I watched in silence as he showered the taut skin there with a series of worshipful, open-mouthed kisses, his tongue trailing paths along each gentle curve. A shiver ran down my spine at the sensation, and I let my earlier worries slip away.
Eventually, as dusk finally faded into the inky darkness of the night, as the brilliant white disc of the full moon rose above the horizon and left scattered reflections on the quiet ocean below the cliff, I let the stresses of the world fade away one final time.
While the others headed in for a movie and more snacks to finish off the evening, I called out that I would be in in a minute. I quickly grabbed my cover-up and quietly padded over to the cliff’s edge, where the fence stood in the shadows.
The wind gently ruffled my hair as I leaned over the railing then, closing my eyes against the familiar glow of the moon.
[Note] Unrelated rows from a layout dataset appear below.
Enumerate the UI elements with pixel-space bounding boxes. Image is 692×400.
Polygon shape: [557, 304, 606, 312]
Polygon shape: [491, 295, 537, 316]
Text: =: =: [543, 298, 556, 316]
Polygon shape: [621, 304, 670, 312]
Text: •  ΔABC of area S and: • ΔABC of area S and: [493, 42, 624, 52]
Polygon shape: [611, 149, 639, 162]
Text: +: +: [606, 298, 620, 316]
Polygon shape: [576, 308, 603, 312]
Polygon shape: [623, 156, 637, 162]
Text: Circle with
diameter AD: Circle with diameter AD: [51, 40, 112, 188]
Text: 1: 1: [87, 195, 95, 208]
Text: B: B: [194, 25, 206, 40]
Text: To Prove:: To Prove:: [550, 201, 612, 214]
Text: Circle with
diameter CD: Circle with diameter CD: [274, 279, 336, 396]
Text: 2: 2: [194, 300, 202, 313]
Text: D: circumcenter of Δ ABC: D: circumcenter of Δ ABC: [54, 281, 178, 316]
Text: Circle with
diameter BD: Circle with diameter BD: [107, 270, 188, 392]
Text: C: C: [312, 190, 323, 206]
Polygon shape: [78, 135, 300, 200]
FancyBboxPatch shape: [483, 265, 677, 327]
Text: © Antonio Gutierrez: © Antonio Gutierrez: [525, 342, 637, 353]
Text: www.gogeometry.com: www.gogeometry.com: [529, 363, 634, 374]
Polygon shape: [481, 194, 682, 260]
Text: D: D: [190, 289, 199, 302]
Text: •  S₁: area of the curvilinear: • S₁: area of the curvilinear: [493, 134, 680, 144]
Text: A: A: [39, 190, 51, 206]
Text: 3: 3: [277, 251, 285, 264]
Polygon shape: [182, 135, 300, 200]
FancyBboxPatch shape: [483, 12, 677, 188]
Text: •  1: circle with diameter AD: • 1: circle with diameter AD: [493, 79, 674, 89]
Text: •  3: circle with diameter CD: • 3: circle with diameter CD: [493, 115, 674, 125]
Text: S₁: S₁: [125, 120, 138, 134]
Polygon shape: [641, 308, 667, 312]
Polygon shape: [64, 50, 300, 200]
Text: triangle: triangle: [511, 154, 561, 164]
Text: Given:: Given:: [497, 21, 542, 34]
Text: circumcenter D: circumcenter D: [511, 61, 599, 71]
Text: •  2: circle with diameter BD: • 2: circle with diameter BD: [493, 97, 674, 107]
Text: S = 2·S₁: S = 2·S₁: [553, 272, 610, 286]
I felt my wolf stir, content and powerful and at rest.
And then I felt a familiar, warm pair of arms slip around my waist, and a pair of lips brush across my neck. I couldn’t help but smile.
In that singular moment, everything was perfect. Nothing else mattered: not the Crescents, Mila, the uncertain future or the Schreibers.
All that mattered was that I knew…
I knew that we were exactly where we were meant to be.